State lawmakers on Aug. 12 released maps of proposed new legislative districts that could bring significant changes to some portions of the political landscape of north metro Atlanta.

The changes in election district lines could result in north DeKalb Rep. Elena Parent and Rep. Elly Dobbs of Buckhead facing other sitting legislators in the next election.

The map released by the Senate shows District 6, now represented by Sen. Doug Stoner of Smyrna, a Democrat, would take in portions of Sandy Springs and Buckhead.

Dobbs and Parent, both Democrats, will see their districts consolidated with the districts of other incumbent Democrats if the maps are approved in the special session of the Georgia General Assembly beginning Aug. 15.

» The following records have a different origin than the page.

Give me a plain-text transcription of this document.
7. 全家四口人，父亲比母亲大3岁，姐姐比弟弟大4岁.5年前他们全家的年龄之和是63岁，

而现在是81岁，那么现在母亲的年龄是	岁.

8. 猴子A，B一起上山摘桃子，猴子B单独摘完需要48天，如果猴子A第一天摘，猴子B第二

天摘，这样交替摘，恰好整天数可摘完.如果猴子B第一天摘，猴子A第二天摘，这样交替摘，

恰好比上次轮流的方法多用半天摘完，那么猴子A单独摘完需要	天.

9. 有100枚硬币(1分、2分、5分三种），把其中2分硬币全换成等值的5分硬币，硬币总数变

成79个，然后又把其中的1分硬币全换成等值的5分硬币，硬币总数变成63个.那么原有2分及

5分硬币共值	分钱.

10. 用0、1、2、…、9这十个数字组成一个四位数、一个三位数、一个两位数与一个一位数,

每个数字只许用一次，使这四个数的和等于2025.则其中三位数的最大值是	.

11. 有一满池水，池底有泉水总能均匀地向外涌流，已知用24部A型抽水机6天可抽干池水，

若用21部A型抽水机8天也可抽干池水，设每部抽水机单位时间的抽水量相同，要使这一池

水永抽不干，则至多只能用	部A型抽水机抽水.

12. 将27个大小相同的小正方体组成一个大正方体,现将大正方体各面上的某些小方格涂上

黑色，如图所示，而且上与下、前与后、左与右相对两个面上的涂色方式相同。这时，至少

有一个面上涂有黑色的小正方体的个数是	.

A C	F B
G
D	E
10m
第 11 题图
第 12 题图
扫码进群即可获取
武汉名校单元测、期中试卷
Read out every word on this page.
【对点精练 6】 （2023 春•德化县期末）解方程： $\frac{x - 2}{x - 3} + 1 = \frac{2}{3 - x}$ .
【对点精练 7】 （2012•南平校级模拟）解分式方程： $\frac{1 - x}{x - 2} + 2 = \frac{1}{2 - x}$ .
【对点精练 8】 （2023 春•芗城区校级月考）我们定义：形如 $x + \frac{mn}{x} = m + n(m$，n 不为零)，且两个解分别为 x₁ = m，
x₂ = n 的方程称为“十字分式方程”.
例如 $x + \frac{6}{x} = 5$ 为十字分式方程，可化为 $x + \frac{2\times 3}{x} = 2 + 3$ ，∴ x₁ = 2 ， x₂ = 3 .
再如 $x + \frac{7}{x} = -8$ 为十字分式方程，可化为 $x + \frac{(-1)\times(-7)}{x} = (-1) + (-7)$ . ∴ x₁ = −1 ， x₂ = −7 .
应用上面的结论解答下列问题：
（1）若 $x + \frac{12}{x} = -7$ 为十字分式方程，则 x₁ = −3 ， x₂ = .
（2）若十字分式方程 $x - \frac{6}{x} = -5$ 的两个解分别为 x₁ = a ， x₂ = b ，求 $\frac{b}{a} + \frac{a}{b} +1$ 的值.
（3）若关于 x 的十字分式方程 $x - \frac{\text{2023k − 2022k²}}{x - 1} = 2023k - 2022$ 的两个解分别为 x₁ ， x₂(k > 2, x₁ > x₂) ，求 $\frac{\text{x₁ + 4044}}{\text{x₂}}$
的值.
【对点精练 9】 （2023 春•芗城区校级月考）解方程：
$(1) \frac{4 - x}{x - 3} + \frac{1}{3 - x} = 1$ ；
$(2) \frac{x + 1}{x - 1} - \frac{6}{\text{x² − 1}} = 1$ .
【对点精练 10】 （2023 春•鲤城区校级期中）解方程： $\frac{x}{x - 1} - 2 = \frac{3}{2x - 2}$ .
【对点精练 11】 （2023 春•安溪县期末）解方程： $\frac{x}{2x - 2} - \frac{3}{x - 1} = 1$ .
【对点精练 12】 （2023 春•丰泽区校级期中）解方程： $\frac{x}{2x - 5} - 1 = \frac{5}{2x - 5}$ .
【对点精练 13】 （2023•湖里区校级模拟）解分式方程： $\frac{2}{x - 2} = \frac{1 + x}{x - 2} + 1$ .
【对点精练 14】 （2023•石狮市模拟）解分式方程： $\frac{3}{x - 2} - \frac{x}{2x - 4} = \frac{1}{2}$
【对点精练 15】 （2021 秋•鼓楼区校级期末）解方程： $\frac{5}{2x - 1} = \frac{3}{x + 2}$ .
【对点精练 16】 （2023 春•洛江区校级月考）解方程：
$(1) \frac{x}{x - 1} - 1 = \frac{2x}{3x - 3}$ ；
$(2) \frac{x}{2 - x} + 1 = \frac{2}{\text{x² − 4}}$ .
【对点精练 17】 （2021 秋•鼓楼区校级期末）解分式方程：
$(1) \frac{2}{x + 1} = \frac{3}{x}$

Parent declined comment Aug. 12. Attempts to reach Dobbs for comment were not successful.

“Each of these pairings is necessitated by the Voting Rights Act and population shifts,” Rep. Edward Lindsey, a Buckhead Republican, said in a news release. “The areas represented by these members lost population in relation to the growth in the rest of the state. For instance, of the 10 smallest districts by population, eight are inside the perimeter in metro Atlanta. South Georgia has similarly lost population.”

In the House, District 80, represented by Rep. Mike Jacobs, a north DeKalb Republican, would add a portion of Sandy Springs under the proposed maps.

In the Senate, District 40, represented by Sen. Fran Millar of Dunwoody, adds a small portion of the “panhandle” area of Sandy Springs. Sens.Vincent Fort and Horacena Tate, both Democrats who represent portions of Buckhead, would see their districts move south, if the new lines are approved.

Committees from the House and Senate have been redrawing the state’s legislative districts to reflect changes in population recorded by the 2010 U.S. Census.

“It’s been tough putting this plan together, but we’ve created a plan that does a great job of representing all Georgians and complying with all legal requirements,” Rep. Roger Lane, chairman of the House Legislative and Congressional Reapportionment Committee, said in a news release. “I’m proud of the plan that we’ve created together and look forward to a bipartisan vote in favor of this plan.”

Democrats quickly attacked the proposed maps as an attempt to eliminate Democrats and strengthen Republican control of the Legislature.

“In our initial assessment, we see that the redistricting maps have drawn to create a super-majority for Republicans,” Tate, chair of the Senate Democratic Reapportionment Committee, said in a press release.